Before his arrival - and the very reason why they were even on 1313 specifically - Hawkes had managed to forge a mental list of locations known to have reported the little s'it running around with a wide-eyed expression of fear and awe. How he obtained said locations he will never say, but the list existed and it was the best thing they had. His bruised hands grip reflexively, and the numbed stabbing returns for a second before fading once more. The cantina, unfortunately, proved absolutely useless in the preliminary search and the old detective decided it would at least serve as the rendevous point for him and his partner. From then on...just follow the list.


"Yeah, I got somethin'. Before you got here, I managed to get some real honest policin' done for once. Talked to a few folks in the street out there, takin' notes, learnin' what I could. Make it easy on you, ya know? You were takin' so long, decided to get me a drink," he lies through his teeth. It has to be noted that even when blackout drunk - and that means completely and utterly lushed - Leo Hawkes is a very, very good liar. As in: absurdly and mystifyingly good at lying. It's part of what makes him so good at his job and why he was once one of Coruscant's top thirty detectives, on par with even their own official police system in the senate district. This was such a badly attempted lie - nay, such a horrifically bad lie that even a blind, semi-deaf Ewok could see through it. And then he says the truth, which is as sad as one could expect: "Guess I overdid it...I do that a lot, don't I...yeah, I do. Sorry, kid."

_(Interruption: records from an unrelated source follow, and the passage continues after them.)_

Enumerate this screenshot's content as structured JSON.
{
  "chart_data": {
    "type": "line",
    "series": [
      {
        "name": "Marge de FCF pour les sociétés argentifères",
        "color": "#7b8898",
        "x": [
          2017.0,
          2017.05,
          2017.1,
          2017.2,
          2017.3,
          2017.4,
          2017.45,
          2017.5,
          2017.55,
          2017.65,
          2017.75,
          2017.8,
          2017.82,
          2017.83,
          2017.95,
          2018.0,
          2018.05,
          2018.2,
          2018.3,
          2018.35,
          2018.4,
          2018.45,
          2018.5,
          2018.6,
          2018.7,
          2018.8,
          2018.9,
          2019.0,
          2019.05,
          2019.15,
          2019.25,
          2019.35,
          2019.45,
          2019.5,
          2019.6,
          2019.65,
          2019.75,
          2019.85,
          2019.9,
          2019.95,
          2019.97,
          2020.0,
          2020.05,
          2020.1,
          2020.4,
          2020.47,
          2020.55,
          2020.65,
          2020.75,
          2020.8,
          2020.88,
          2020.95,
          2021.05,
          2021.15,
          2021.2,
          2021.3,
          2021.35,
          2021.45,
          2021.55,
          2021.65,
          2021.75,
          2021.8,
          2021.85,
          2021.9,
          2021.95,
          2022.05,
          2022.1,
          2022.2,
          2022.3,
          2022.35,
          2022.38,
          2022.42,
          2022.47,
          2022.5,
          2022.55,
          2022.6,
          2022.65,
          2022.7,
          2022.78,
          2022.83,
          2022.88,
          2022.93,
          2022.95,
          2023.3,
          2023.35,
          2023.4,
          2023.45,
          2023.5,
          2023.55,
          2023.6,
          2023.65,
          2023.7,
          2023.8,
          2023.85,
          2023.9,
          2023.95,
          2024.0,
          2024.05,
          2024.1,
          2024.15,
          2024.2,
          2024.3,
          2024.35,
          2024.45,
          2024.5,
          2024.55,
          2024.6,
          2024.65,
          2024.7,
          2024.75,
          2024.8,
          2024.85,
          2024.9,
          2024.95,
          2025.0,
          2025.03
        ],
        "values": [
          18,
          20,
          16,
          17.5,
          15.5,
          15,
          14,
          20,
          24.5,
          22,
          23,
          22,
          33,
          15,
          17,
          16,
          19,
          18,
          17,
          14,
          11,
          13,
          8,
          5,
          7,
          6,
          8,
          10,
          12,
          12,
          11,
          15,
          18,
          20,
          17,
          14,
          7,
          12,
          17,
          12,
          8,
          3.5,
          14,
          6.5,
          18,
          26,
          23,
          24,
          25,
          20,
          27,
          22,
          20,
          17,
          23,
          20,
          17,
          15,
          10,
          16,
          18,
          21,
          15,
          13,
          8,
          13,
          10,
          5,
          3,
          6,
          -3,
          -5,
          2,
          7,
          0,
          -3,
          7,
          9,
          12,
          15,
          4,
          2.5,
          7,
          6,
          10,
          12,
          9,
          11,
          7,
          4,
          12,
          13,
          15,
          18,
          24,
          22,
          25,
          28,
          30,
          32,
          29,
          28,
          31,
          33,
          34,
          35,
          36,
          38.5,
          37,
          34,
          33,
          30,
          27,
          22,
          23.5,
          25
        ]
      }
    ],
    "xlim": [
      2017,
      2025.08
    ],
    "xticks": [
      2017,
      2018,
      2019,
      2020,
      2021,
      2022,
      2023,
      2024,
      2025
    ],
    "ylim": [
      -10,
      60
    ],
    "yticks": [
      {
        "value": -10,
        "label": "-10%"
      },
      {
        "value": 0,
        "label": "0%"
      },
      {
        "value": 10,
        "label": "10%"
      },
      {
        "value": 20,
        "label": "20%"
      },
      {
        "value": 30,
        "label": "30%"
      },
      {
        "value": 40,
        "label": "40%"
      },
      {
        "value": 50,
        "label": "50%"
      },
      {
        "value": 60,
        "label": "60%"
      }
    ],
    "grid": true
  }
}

The words fall from his cracked lips in a tone like piano keys from a song meant to make an audience weep at an orchestra performance. There is genuine remorse in them, and for the length of time that it takes for the brain to send electrical signals to the body for it to move, the emotional wall that Leo Hawkes has long put up...cracks. The ex-prisoners who could bodyslam wampas through the tables half-filling this cantina cringe at the awkwardness of Leo Hawkes' spiel. The bartender covertly hides all bottles of bourbon he has on stock, and his face turns from sour to sad and it looks as if he is trying to come up with words to comfort the same man he was about to physically kick out. A woman dressed in soaked rags enters through the rusted doors, stops, stares at the limp-armed middle-aged man with a beer gut constrained tightly by a black belt, and turns around to leave. Detective Leo Hawkes has effectively made the mood of a Level 1313 cantina utterly wretched.

There are no tears in his eyes when he shrugs once more and turns fully to his partner, a forced grin on his face that looks almost agonizing to maintain.
"Anyway, the rich kid came trollin' through here a few days ago, but no one knows who he was with. Rough sort, probably. Said they were uh...goin' to the Wharf? Is that right? Yeah, the Wharf. Underground lake a few miles from here. We're gonna have to walk it, just so you know. No speeders down here. People'll kill ya just for a chance to ride one."